I saw the buck bound straight away from me and then he was gone. I still had the mental picture of his high, dark brown antlers. The range was about 125 yards. How could I have missed? Maybe I jerked the, the shot had felt good.

I crossed the meadow, rifle ready, and entered a little clearing. No sign of a hit. I continued north the way the buck had run and there he was—lying dead in a small park. He was bigger than he appeared in the scope with five points on one side, three on the other.

After emptying the chamber, I laid my .338 magnum over a log, slipped off my pack and took out my camera. I unsheathed my knife and belt saw, finally my .22 revolver. My partners, Tom and Al, who were hunting to the north, probably had heard my shot and as was our pre-arranged plan, I fired six shots from the .22 in rapid succession—the signal for a kill.

We had agreed that since it was late in the day we would assist one another in getting an elk or deer field dressed, quartered and propped up off the ground so the meat would cool.

Some time later I heard a shout from the timber. I answered, and soon Al and Tom walked into view.

"What'd you get, Kuntz?" Al asked.

"Pretty good mule deer buck."

"What? A deer? You chased us all the way over here just for a deer?" he said in mock anger.

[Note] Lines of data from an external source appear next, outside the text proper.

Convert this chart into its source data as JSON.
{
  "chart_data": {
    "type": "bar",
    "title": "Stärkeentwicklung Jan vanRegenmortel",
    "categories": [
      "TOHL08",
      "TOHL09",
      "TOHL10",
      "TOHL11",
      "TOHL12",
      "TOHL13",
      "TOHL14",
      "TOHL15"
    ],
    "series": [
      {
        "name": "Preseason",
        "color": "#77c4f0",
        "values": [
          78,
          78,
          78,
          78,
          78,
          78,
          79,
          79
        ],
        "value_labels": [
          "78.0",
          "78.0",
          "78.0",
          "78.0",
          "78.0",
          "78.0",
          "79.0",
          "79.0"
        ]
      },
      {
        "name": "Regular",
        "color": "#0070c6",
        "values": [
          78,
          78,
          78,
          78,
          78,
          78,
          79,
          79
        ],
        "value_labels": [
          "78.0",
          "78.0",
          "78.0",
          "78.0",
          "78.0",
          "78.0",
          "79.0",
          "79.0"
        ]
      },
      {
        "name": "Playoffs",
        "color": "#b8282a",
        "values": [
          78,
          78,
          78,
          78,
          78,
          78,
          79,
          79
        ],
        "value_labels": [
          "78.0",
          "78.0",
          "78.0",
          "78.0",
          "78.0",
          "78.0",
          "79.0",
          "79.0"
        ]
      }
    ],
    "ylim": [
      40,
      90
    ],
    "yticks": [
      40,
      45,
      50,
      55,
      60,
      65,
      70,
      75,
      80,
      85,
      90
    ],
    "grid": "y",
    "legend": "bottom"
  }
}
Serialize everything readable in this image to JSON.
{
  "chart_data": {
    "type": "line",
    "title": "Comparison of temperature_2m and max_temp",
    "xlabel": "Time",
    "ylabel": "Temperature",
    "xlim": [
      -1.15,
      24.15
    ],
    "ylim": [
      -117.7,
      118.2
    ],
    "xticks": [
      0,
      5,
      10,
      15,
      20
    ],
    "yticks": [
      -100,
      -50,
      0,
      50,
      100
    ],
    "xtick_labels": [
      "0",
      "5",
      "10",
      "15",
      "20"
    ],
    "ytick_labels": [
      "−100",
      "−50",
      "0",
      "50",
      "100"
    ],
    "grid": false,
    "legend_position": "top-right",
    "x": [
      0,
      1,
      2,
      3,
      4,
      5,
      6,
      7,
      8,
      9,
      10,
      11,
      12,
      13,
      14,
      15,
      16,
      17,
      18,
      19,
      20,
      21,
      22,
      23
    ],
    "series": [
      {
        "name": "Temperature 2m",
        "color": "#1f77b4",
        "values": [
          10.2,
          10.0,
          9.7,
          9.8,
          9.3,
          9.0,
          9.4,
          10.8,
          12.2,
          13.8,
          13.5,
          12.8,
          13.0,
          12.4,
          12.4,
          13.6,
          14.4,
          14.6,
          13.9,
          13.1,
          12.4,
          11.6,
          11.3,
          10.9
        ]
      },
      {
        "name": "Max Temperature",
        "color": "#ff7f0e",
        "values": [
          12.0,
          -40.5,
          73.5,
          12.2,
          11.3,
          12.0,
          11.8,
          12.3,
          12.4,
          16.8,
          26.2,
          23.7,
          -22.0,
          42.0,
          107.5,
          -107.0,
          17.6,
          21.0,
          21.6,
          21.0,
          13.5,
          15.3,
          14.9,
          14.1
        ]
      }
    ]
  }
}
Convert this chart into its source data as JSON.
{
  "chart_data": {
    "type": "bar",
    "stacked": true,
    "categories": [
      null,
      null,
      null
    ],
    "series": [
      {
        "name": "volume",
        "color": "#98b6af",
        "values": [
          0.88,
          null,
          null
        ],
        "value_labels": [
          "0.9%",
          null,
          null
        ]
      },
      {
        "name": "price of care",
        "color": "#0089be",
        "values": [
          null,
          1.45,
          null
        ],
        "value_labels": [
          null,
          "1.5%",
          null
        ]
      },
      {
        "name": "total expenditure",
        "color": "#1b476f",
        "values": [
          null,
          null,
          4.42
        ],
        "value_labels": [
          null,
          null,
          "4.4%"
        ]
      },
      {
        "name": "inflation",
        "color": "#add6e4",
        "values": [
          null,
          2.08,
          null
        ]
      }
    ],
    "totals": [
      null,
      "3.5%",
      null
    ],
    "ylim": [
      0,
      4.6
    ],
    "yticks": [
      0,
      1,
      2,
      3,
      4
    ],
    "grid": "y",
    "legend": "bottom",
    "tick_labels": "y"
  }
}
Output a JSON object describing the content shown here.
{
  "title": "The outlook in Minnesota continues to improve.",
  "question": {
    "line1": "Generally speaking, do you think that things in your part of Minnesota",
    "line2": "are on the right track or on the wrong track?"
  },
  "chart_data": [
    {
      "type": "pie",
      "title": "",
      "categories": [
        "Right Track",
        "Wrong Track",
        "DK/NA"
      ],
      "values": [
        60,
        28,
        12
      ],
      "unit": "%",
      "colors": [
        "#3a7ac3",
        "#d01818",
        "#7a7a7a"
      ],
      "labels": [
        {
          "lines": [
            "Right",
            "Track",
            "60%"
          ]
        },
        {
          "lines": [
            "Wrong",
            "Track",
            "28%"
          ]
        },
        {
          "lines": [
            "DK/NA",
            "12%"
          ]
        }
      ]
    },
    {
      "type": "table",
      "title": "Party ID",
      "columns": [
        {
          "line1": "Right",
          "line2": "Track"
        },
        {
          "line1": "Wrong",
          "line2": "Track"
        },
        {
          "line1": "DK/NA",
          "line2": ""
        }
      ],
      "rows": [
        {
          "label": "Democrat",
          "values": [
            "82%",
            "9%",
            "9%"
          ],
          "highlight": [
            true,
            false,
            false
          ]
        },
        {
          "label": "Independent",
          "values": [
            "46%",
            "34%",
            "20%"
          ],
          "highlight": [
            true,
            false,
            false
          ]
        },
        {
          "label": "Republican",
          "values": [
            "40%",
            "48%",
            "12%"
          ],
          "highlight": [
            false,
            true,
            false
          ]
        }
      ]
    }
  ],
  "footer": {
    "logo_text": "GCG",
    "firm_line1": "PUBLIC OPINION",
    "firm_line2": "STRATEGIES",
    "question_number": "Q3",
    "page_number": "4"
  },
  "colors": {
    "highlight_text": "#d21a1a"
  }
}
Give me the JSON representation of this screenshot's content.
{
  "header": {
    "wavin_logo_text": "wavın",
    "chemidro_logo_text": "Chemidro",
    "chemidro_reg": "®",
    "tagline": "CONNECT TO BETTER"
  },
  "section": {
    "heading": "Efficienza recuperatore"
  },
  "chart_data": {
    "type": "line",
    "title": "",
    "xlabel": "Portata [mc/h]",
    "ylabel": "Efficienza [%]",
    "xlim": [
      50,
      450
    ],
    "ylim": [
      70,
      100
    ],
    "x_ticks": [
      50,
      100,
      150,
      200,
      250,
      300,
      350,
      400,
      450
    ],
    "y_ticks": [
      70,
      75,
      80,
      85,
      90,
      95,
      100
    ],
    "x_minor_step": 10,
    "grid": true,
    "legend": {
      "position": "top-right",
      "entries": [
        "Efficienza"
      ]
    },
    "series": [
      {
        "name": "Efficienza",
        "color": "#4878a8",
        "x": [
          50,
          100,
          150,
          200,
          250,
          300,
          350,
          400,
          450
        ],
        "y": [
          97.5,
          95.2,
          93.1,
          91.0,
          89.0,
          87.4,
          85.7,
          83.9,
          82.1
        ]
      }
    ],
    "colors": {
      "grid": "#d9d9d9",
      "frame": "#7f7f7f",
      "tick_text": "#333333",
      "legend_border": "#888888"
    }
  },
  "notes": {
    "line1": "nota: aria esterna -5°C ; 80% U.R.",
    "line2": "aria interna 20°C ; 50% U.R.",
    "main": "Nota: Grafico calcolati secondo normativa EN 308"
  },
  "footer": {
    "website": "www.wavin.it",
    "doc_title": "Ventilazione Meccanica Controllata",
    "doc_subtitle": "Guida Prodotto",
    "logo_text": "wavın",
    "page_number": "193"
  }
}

"Take a look at him," I suggested.

"He's not a bad buck," Al admitted.

"Pretty good deer,' Tom added.

"I think I'm going to have the head mounted," I said.

Tom shrugged and looked at Al. Al shrugged and looked at Tom.

"OK, wise guys. Neither of you probably ever shot anything bigger than a forkhorn and now you're looking down your noses at my deer."

"We're not knocking your deer," Al explained. "A trophy is in the eye of the beholder."

When I picked up a stick to throw at them, they both burst into laughter.

I dressed out the buck, Tom helped me cape it, then I carried out the antlers and cape. The next day Tom and I trailed in the horses, packed the carcass on one horse and took turns riding the other one the three or four miles back to the horse trailer and truck.

This happened in the Winegar Hole Wilderness of northwest Wyoming in September 1981. I shot that buck on the 6th day of that month, long before the rut. It was one of the best mule deer I ever have eaten. And the mounted head still is on my wall 36 years later.